T for tepid

Driving through Roseville can be a surreal experience, with entire shopping centers and housing developments springing up like toadstools every time you blink.

Take the Palisades Plaza on the corner of North Sunrise and East Roseville Parkway for example. This is a brand-new complex, just blocks from the Roseville Galleria. It currently houses some chichi home-furnishing stores, a Patrick James, a Starbucks and T Bistro, an upscale eatery with another on the way, right next door.

T Bistro has been open just a month, but it has an ambitious mission: to bring the mysteries of Southeast Asian cuisine to suburbia. Here’s the answer to the problem of whether to indulge in Thai or Vietnamese. At T Bistro, you can have both, as well as treats from Malaysia and Singapore.

The restaurant is an attractive space, anchored with a nearly full-size sculpture of a child riding a water buffalo.

But a lack of attention to some necessary details served as a sign that this fledgling bistro is still finding its feet. Crumbs, Kleenex and other debris had not been cleared from the chairs and the floor after the last set of diners vacated our table, and one waitress (not ours) looked as if she had just rolled out of bed. Our waiter brought me hot Vietnamese coffee instead of the iced coffee I’d requested. Although he corrected the error, the coffee suffered from a stingy hand with the sweetened condensed milk, which gives the beverage its characteristic taste. There was a significant gap between the arrival of the appetizers and the entrees—difficult to understand on a slow Sunday evening. And our entrees were barely lukewarm, a problem management says will be corrected with some new plate-warming equipment in the kitchen.

These are all small failings, and the owners are working hard to iron out all the bugs that attend the opening of any new venture. More problematic was the food. Almost without exception, the dishes sampled were surprisingly bland, including the ones marked with a “T” for spiciness. Even an order of Singapore chili prawns, which definitely had zing, suffered from a certain flatness and lack of dimensionality. Southeast Asian cuisine is appealing precisely because the flavors are layered, complex and bold. T Bistro’s food is, to be honest, a little boring.

We tried some typical appetizers, including satay chicken skewers and T Bistro’s version of spring rolls, here called rocket rolls. The satay ($6.95 for two skewers) was plump and juicy, and the sauce was appropriately peanutty and spicy, although a little thin. The rocket rolls ($5.95) came in vegetarian and meat versions and were served with a sweet dipping sauce. Though they were crispy and not greasy, they didn’t taste like anything in particular.

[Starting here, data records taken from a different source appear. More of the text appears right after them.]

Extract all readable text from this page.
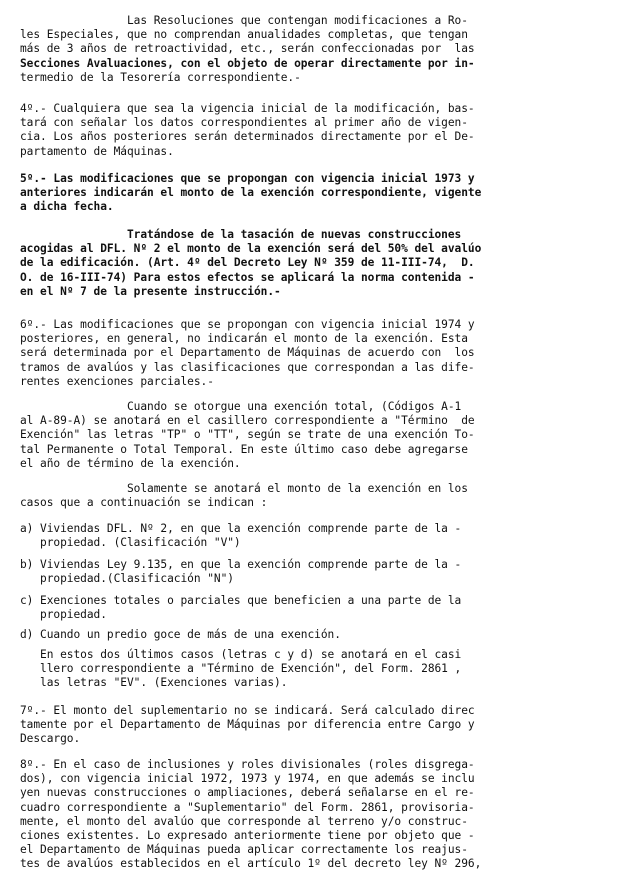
Las Resoluciones que contengan modificaciones a Ro-
les Especiales, que no comprendan anualidades completas, que tengan
más de 3 años de retroactividad, etc., serán confeccionadas por  las
Secciones Avaluaciones, con el objeto de operar directamente por in-
termedio de la Tesorería correspondiente.-
4º.- Cualquiera que sea la vigencia inicial de la modificación, bas-
tará con señalar los datos correspondientes al primer año de vigen-
cia. Los años posteriores serán determinados directamente por el De-
partamento de Máquinas.
5º.- Las modificaciones que se propongan con vigencia inicial 1973 y
anteriores indicarán el monto de la exención correspondiente, vigente
a dicha fecha.
Tratándose de la tasación de nuevas construcciones
acogidas al DFL. Nº 2 el monto de la exención será del 50% del avalúo
de la edificación. (Art. 4º del Decreto Ley Nº 359 de 11-III-74,  D.
O. de 16-III-74) Para estos efectos se aplicará la norma contenida -
en el Nº 7 de la presente instrucción.-
6º.- Las modificaciones que se propongan con vigencia inicial 1974 y
posteriores, en general, no indicarán el monto de la exención. Esta
será determinada por el Departamento de Máquinas de acuerdo con  los
tramos de avalúos y las clasificaciones que correspondan a las dife-
rentes exenciones parciales.-
Cuando se otorgue una exención total, (Códigos A-1
al A-89-A) se anotará en el casillero correspondiente a "Término  de
Exención" las letras "TP" o "TT", según se trate de una exención To-
tal Permanente o Total Temporal. En este último caso debe agregarse
el año de término de la exención.
Solamente se anotará el monto de la exención en los
casos que a continuación se indican :
a) Viviendas DFL. Nº 2, en que la exención comprende parte de la -
propiedad. (Clasificación "V")
b) Viviendas Ley 9.135, en que la exención comprende parte de la -
propiedad.(Clasificación "N")
c) Exenciones totales o parciales que beneficien a una parte de la
propiedad.
d) Cuando un predio goce de más de una exención.
En estos dos últimos casos (letras c y d) se anotará en el casi
llero correspondiente a "Término de Exención", del Form. 2861 ,
las letras "EV". (Exenciones varias).
7º.- El monto del suplementario no se indicará. Será calculado direc
tamente por el Departamento de Máquinas por diferencia entre Cargo y
Descargo.
8º.- En el caso de inclusiones y roles divisionales (roles disgrega-
dos), con vigencia inicial 1972, 1973 y 1974, en que además se inclu
yen nuevas construcciones o ampliaciones, deberá señalarse en el re-
cuadro correspondiente a "Suplementario" del Form. 2861, provisoria-
mente, el monto del avalúo que corresponde al terreno y/o construc-
ciones existentes. Lo expresado anteriormente tiene por objeto que -
el Departamento de Máquinas pueda aplicar correctamente los reajus-
tes de avalúos establecidos en el artículo 1º del decreto ley Nº 296,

A coconut-milk soup ($3.95) seemed to be a version of tom ka gai with shrimp instead of chicken. But it, too, was bland, without the necessary spark provided by the traditional spicing.

Our entrees were unevenly executed but proved a little more interesting. A dish of chicken in green peppercorn sauce ($8.95) had an appealing mix of squash, chicken and peppers. It was marked spicy but had no discernible heat, and it also suffered from being overly salty. The aforementioned chili prawns ($12.95) lived up to the spicy billing and were very tender, but the tomato sauce in which the prawns were stir-fried seemed strangely flat.

“We did tone down the spice [in the food],” said T Bistro’s part owner, Eric Lieu. “It’s not meant to be authentic. We didn’t know how the town would react to our food.” Lieu said the restaurant has taken all the Southeast Asian traditions and added its own creativity. T Bistro is a family venture; Lieu’s brother David is the head chef. Lieu did say that the heat level on the dishes marked spicy would be kicked up a notch. The Lieus also plan to roll out some more exotic specialties in the months ahead.

The decision to adapt the menu to the market apparently has proved successful. Lieu said the family couldn’t be happier with the turnout so far. “People have gone out of their way to thank us for bringing this cuisine to the area,” he said.

I’m sure there are plenty of people out there who would prefer a more Americanized version of, say, Evil Jungle Prince chicken. Of course, Thai Basil, just a few short blocks away on Sunrise Boulevard, has a line out the door every night for its uncompromising take on Thai.